The poem was included in the closing moments of the 1940 Metro-Goldwyn-Mayer/Frank Borzage film The Mortal Storm, starring Margaret Sullavan, James Stewart and Robert Young.

The poem and her life story were featured in the BBC Radio 4 programme Adventures in Poetry on 19 and 25 December 2010. In December 2015 she was featured in the BBC One television documentary Cue the Queen: Celebrating the Christmas Speech.
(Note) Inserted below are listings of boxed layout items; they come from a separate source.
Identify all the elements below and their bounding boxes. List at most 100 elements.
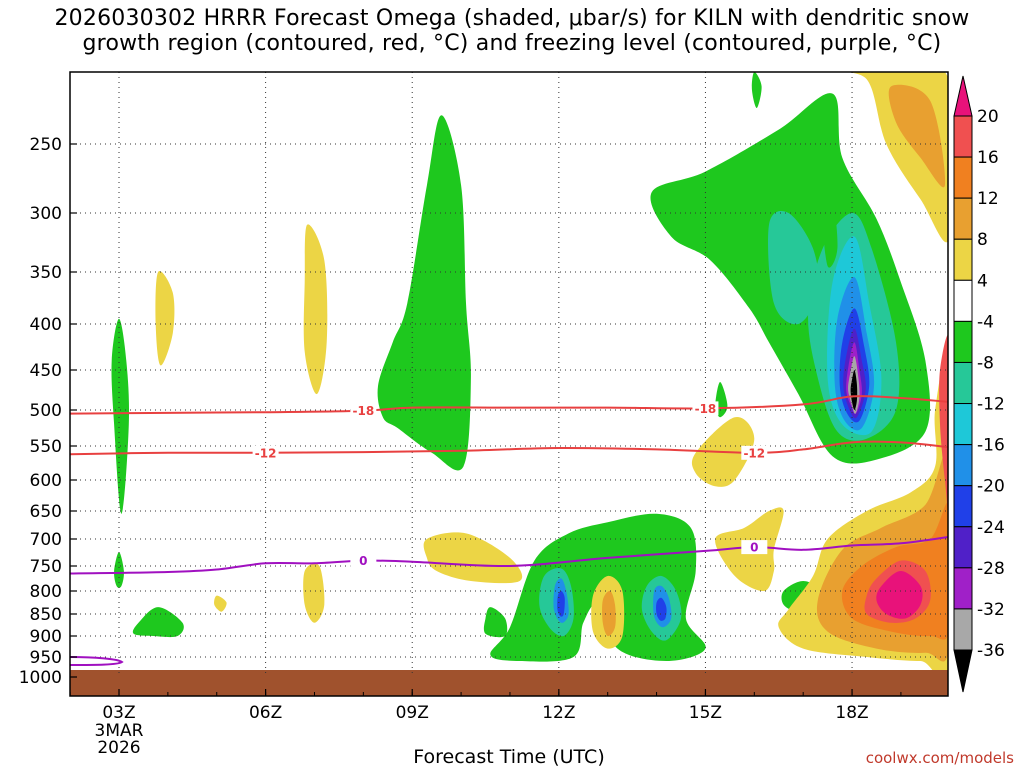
colorbar-label--28: -28 [977, 559, 1005, 579]
shade-green-small [822, 197, 838, 268]
colorbar-box-9 [953, 485, 973, 528]
contour-label-dgz-minus18: -18 [695, 402, 717, 416]
contour-label-bg [741, 445, 768, 460]
shade-rise-o-6 [602, 590, 616, 637]
colorbar-box-8 [953, 444, 973, 487]
ytick-label-450: 450 [30, 361, 62, 381]
shade-cyan-1 [768, 210, 819, 325]
contour-label-bg [741, 540, 768, 555]
contour-label-bg [350, 553, 377, 568]
omega-shading [111, 72, 948, 681]
contour-label-freezing-level: 0 [359, 554, 367, 568]
colorbar-label--8: -8 [977, 353, 994, 373]
shade-rise-m-10 [876, 571, 923, 619]
colorbar-box-3 [953, 238, 973, 281]
colorbar-bottom-arrow [953, 649, 973, 693]
shade-sink-a [111, 318, 130, 514]
ytick-label-350: 350 [30, 263, 62, 283]
colorbar-label--32: -32 [977, 600, 1005, 620]
shade-sink-b [114, 552, 124, 588]
ytick-label-950: 950 [30, 648, 62, 668]
contour-label-bg [692, 401, 719, 416]
ground-surface [70, 670, 948, 696]
ytick-label-1000: 1000 [19, 668, 62, 688]
shade-rise-y-4 [214, 595, 227, 612]
colorbar-label--4: -4 [977, 312, 994, 332]
freezing-level-loop [70, 656, 124, 666]
colorbar-box-1 [953, 156, 973, 199]
shade-rise-o-right [939, 334, 948, 513]
colorbar-label--16: -16 [977, 436, 1005, 456]
colorbar-box-6 [953, 361, 973, 405]
shade-sink-e [483, 607, 508, 638]
colorbar-box-2 [953, 197, 973, 240]
colorbar-label--24: -24 [977, 518, 1005, 538]
colorbar: 20 16 12 8 4 -4 -8 -12 -16 -20 -24 -28 -32 -36 [953, 75, 1005, 693]
colorbar-label-8: 8 [977, 230, 988, 250]
x-date-line-1: 2026 [97, 738, 140, 758]
colorbar-top-arrow [953, 75, 973, 117]
colorbar-label-16: 16 [977, 148, 999, 168]
shade-rise-y-2 [303, 224, 328, 395]
colorbar-box-11 [953, 567, 973, 610]
contour-dgz-minus12 [70, 440, 948, 456]
colorbar-box-4 [953, 279, 973, 322]
credit-text: coolwx.com/models [866, 749, 1014, 767]
axes: 2503003504004505005506006507007508008509… [19, 135, 902, 758]
ytick-label-650: 650 [30, 502, 62, 522]
ytick-label-500: 500 [30, 401, 62, 421]
shade-rise-y-1 [155, 270, 175, 366]
contour-label-bg [350, 403, 377, 418]
contour-freezing-level [70, 536, 948, 575]
xtick-label-06Z: 06Z [249, 703, 282, 723]
contours: -18 -18 -12 -12 0 0 [70, 395, 948, 666]
ytick-label-900: 900 [30, 627, 62, 647]
x-date-line-0: 3MAR [95, 721, 144, 741]
plot-frame [69, 71, 949, 697]
ytick-label-550: 550 [30, 437, 62, 457]
contour-label-freezing-level: 0 [750, 541, 758, 555]
colorbar-label-12: 12 [977, 189, 999, 209]
shade-sink-c [132, 607, 184, 638]
shade-rise-o-9 [888, 84, 946, 188]
colorbar-box-0 [953, 115, 973, 158]
chart-title-line1: 2026030302 HRRR Forecast Omega (shaded, … [54, 6, 970, 31]
ytick-label-600: 600 [30, 471, 62, 491]
grid [70, 72, 948, 677]
ytick-label-800: 800 [30, 582, 62, 602]
xtick-label-15Z: 15Z [689, 703, 722, 723]
ytick-label-750: 750 [30, 557, 62, 577]
colorbar-box-12 [953, 608, 973, 651]
shade-rise-y-5 [423, 532, 523, 584]
colorbar-label-4: 4 [977, 271, 988, 291]
colorbar-box-7 [953, 403, 973, 446]
chart-title-line2: growth region (contoured, red, °C) and f… [82, 31, 942, 56]
contour-label-dgz-minus18: -18 [353, 404, 375, 418]
ytick-label-850: 850 [30, 605, 62, 625]
xtick-label-09Z: 09Z [396, 703, 429, 723]
colorbar-label--36: -36 [977, 641, 1005, 661]
colorbar-label-20: 20 [977, 107, 999, 127]
shade-rise-y-3 [303, 563, 325, 623]
contour-label-dgz-minus12: -12 [743, 446, 765, 460]
chart-title: 2026030302 HRRR Forecast Omega (shaded, … [0, 6, 1024, 56]
xtick-label-03Z: 03Z [102, 703, 135, 723]
shade-black-core [850, 369, 858, 411]
contour-dgz-minus18 [70, 395, 948, 415]
xtick-label-18Z: 18Z [835, 703, 868, 723]
shade-dark-blue-14z [656, 597, 667, 621]
contour-label-dgz-minus12: -12 [255, 446, 277, 460]
ytick-label-400: 400 [30, 315, 62, 335]
ytick-label-700: 700 [30, 530, 62, 550]
ytick-label-300: 300 [30, 204, 62, 224]
ytick-label-250: 250 [30, 135, 62, 155]
shade-sink-d [377, 115, 471, 471]
colorbar-label--12: -12 [977, 395, 1005, 415]
colorbar-box-5 [953, 320, 973, 363]
contour-label-bg [252, 445, 279, 460]
x-axis-title: Forecast Time (UTC) [413, 746, 604, 768]
colorbar-box-10 [953, 526, 973, 569]
shade-green-top [751, 72, 762, 109]
xtick-label-12Z: 12Z [542, 703, 575, 723]
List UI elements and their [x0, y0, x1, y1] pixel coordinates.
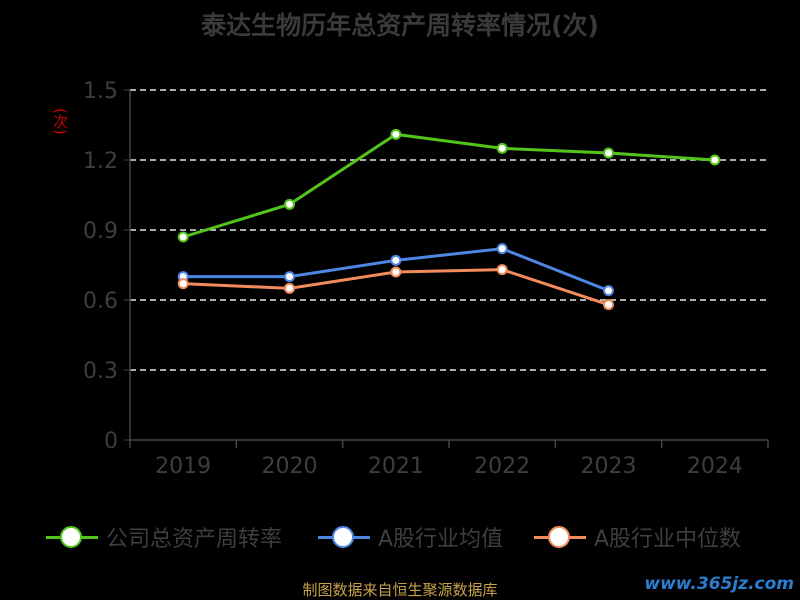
- legend-swatch-company: [46, 525, 98, 548]
- legend-item-industry-mean[interactable]: A股行业均值: [318, 520, 503, 554]
- data-point-series-1: [284, 271, 295, 283]
- data-point-series-2: [177, 278, 189, 290]
- series-line-0: [182, 132, 715, 239]
- legend-swatch-industry-mean: [318, 525, 370, 548]
- data-point-series-1: [390, 254, 402, 266]
- x-tick-label: 2020: [262, 454, 318, 479]
- x-tick-label: 2019: [155, 454, 211, 479]
- legend-item-company[interactable]: 公司总资产周转率: [46, 520, 282, 554]
- legend-swatch-industry-median: [534, 525, 586, 548]
- source-note: 制图数据来自恒生聚源数据库: [302, 581, 498, 599]
- legend-label-industry-median: A股行业中位数: [594, 527, 742, 552]
- data-point-series-0: [390, 128, 402, 140]
- chart-title: 泰达生物历年总资产周转率情况(次): [201, 11, 599, 40]
- x-tick-label: 2021: [368, 454, 424, 479]
- data-point-series-0: [709, 154, 721, 166]
- data-point-series-2: [284, 282, 295, 294]
- data-point-series-0: [284, 198, 295, 210]
- y-tick-label: 0.3: [83, 359, 118, 384]
- legend-label-industry-mean: A股行业均值: [378, 527, 504, 552]
- y-tick-label: 0: [104, 429, 118, 454]
- data-point-series-0: [603, 147, 614, 159]
- x-tick-label: 2022: [474, 454, 530, 479]
- y-tick-label: 0.9: [83, 219, 118, 244]
- data-point-series-2: [390, 266, 402, 278]
- data-point-series-1: [603, 285, 614, 297]
- x-tick-label: 2024: [687, 454, 743, 479]
- y-axis-label: (次): [51, 108, 69, 135]
- legend: 公司总资产周转率 A股行业均值 A股行业中位数: [0, 520, 800, 554]
- data-point-series-2: [603, 299, 614, 311]
- y-tick-label: 0.6: [83, 289, 118, 314]
- y-tick-label: 1.2: [83, 149, 118, 174]
- data-point-series-0: [496, 142, 508, 154]
- data-point-series-0: [177, 231, 189, 243]
- y-tick-label: 1.5: [83, 79, 118, 104]
- legend-item-industry-median[interactable]: A股行业中位数: [534, 520, 741, 554]
- watermark: www.365jz.com: [644, 574, 794, 594]
- data-point-series-1: [496, 243, 508, 255]
- x-tick-label: 2023: [581, 454, 637, 479]
- legend-label-company: 公司总资产周转率: [106, 527, 283, 552]
- data-point-series-2: [496, 264, 508, 276]
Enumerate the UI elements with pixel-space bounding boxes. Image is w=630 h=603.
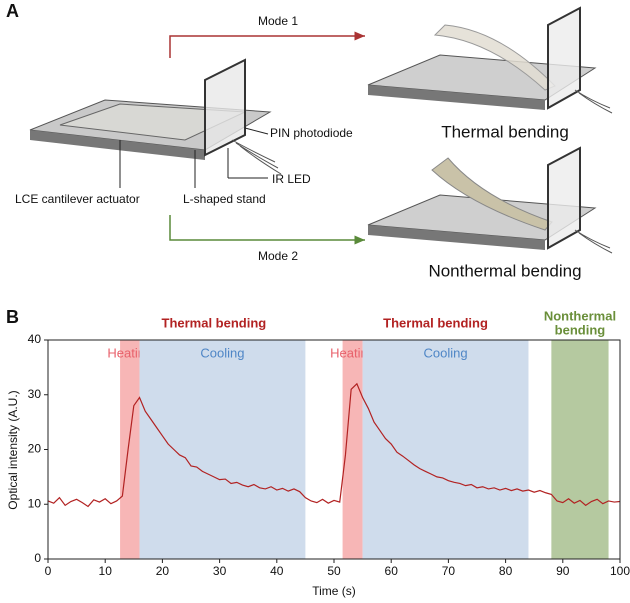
mode2-arrow <box>169 215 365 245</box>
series-line <box>47 382 621 508</box>
x-tick-label: 100 <box>610 564 630 578</box>
x-tick-label: 60 <box>385 564 399 578</box>
header-label: Nonthermal <box>544 308 616 323</box>
nonthermal-device <box>367 146 613 254</box>
header-label: Thermal bending <box>383 315 488 330</box>
pin-label: PIN photodiode <box>270 126 353 140</box>
region <box>139 340 306 559</box>
plot-frame <box>47 339 621 560</box>
x-tick-label: 80 <box>499 564 513 578</box>
y-tick-label: 40 <box>28 332 42 346</box>
y-tick-label: 0 <box>34 551 41 565</box>
thermal-device <box>367 6 613 114</box>
region-label: Cooling <box>200 345 244 360</box>
region <box>120 340 140 559</box>
mode1-label: Mode 1 <box>258 14 298 28</box>
mode1-arrow <box>169 31 365 58</box>
panel-label: B <box>6 307 19 327</box>
mode2-label: Mode 2 <box>258 249 298 263</box>
x-tick-label: 40 <box>270 564 284 578</box>
region <box>551 340 609 559</box>
x-tick-label: 70 <box>442 564 456 578</box>
header-label: bending <box>555 322 606 337</box>
x-axis-label: Time (s) <box>312 584 356 598</box>
y-tick-label: 30 <box>28 387 42 401</box>
x-tick-label: 90 <box>556 564 570 578</box>
y-axis-label: Optical intensity (A.U.) <box>6 390 20 509</box>
x-tick-label: 0 <box>45 564 52 578</box>
central-device <box>29 58 282 188</box>
region <box>342 340 363 559</box>
y-tick-label: 20 <box>28 442 42 456</box>
x-tick-label: 50 <box>327 564 341 578</box>
x-tick-label: 30 <box>213 564 227 578</box>
x-tick-label: 20 <box>156 564 170 578</box>
actuator-label: LCE cantilever actuator <box>15 192 140 206</box>
panel-label: A <box>6 1 19 21</box>
led-label: IR LED <box>272 172 311 186</box>
thermal-label: Thermal bending <box>441 122 569 141</box>
y-tick-label: 10 <box>28 496 42 510</box>
region <box>362 340 529 559</box>
nonthermal-label: Nonthermal bending <box>428 261 581 280</box>
header-label: Thermal bending <box>162 315 267 330</box>
stand-label: L-shaped stand <box>183 192 266 206</box>
x-tick-label: 10 <box>99 564 113 578</box>
region-label: Cooling <box>423 345 467 360</box>
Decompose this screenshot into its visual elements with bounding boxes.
The poem has been set to music by Canadian composer Eleanor Joanne Daley and British composer Florence Margaret Spencer Palmer.

==Nationality==

Haskins was English and a British citizen, yet various sources have erroneously reported that she was either American or Canadian.

== Publications ==
- The Desert. London: privately printed, 1912.
- The Potter. London: Erskine Macdonald Ltd, 1918.
- "Foundations in Industrial Welfare." With Eleanor T. Kelly. Economica vol. 1 (May 1921): 116–131.
- Through Beds of Stone. London: Macmillan, 1928.
- A Few People. London: Lovat Dickson Ltd, 1932.
- The Gate of the Year. London: Hodder and Stoughton, 1940.
- Smoking Flax. London: Hodder and Stoughton, 1942.